Saturday, February 16, 2013

Session 5

You will find that the policy improvement algorithm is useful in answering Problems 1 and 2 on Problems Sheet 3. In Problem 1, you will find $\lambda$ and $\phi$ for a certain policy ("On seeing a filling station, stop and fill the tank"), and then look for a condition that the policy improvement algorithm will not improve it (or, equivalently, that this $\lambda$ and $\phi$ satisfy the optimality equation.

In Problem 2 you will use policy improvement idea in the context of a discounted-cost problem. You find $F(x)$ for a simple policy (in which the engineer allocates his time randomly), and then improve it by a step of the policy improvement algorithm. This leads to a policy in which the engineer puts all his maintenance effort into the machine with greatest value of $c_i(x_i+q_i)/(1-\beta b_i)$. This policy is better, but may not yet be optimal.

I have a personal fondness for some things I talked about the second half today. Theorem 10.1 (and extensions of it to other distributions beyond exponential) was one of the things that I proved in my Ph.D. dissertation in 1980. The Lady's Nylon Stocking Problem was a fairly famous unsolved problem. It gave me something to talk about with non-mathematically inclined fellows when I first became a research fellow. The paper is  Scheduling jobs with stochastic processing requirements on parallel machines to minimize makespan or flow timeJ. Appl. Prob. 19, 167-182, 1982.

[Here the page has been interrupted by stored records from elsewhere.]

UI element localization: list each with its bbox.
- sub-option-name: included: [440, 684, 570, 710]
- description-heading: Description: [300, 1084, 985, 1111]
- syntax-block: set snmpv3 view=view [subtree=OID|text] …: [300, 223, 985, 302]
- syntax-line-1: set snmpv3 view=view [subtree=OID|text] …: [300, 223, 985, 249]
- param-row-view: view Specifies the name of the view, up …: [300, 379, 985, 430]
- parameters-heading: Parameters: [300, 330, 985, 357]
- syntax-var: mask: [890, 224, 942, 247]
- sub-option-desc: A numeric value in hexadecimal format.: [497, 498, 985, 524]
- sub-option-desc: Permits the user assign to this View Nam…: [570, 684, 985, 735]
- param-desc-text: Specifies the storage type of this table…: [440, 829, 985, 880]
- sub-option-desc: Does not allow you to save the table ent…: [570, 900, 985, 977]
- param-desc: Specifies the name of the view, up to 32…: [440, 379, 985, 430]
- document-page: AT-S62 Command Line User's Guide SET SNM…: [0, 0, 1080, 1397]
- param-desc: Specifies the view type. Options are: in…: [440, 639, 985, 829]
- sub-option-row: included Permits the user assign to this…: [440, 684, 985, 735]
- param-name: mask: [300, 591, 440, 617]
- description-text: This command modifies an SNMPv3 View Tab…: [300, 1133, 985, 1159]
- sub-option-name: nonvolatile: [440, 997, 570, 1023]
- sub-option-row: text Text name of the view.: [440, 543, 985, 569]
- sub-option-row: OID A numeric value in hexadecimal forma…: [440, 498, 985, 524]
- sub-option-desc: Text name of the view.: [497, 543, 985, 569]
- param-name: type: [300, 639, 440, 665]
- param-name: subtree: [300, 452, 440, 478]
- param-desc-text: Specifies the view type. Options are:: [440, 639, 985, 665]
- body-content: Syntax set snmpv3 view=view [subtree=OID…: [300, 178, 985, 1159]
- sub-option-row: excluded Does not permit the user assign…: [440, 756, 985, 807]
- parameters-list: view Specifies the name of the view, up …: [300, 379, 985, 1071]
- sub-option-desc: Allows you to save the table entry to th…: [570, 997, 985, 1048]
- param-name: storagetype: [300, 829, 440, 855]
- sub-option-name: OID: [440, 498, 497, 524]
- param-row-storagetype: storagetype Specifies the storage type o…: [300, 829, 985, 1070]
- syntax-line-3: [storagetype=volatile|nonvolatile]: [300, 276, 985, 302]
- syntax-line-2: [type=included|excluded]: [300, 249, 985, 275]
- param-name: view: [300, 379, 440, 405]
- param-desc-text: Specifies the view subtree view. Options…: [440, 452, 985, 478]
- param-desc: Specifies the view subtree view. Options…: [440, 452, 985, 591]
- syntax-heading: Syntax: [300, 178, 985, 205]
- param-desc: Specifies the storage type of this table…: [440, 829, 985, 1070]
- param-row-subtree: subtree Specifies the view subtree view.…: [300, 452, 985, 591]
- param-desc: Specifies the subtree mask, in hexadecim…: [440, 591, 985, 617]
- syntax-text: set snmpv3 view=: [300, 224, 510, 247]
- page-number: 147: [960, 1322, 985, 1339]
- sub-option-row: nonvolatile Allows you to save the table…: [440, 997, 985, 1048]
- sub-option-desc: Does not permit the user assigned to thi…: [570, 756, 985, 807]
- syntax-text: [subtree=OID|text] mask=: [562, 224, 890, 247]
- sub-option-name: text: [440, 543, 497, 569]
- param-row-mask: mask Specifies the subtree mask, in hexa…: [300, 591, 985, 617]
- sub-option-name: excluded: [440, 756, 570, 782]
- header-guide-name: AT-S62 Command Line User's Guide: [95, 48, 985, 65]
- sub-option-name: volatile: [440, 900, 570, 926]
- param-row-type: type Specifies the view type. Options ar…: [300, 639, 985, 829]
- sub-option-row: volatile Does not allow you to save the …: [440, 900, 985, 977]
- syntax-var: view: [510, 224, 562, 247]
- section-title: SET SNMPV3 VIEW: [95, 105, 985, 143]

The method of uniformization that I described in this lecture seems to have been introduced by Jensen (1953), but it was first used extensively in solving queueing problems in the late 1970s (by Grassman (1977) and Keilson (1979)). 
Here is a quote from a recent 2011 paper by Rhonda RighterStochastic sequential assignment problem with arrivals, Probability in the Engineering and Informational Sciences, 25, 2011, 477–485:

Proof. We consider the equivalent discrete-time problem by uniformizing with uniformization rate $\lambda + \gamma + \alpha = 1$, and we use value iteration (i.e., induction on a finite time horizon, $n$).

The Wikipedia article has more about it and summarises the method in these words:
The method involves the constructions of an analogous discrete time Markov chain, where transitions occur according to an exponential distribution with the same parameter in every state.
I have used this idea many dozens of times in my own research. It is usually the best first step to make when  tackling a continuous-time Markov decision problem.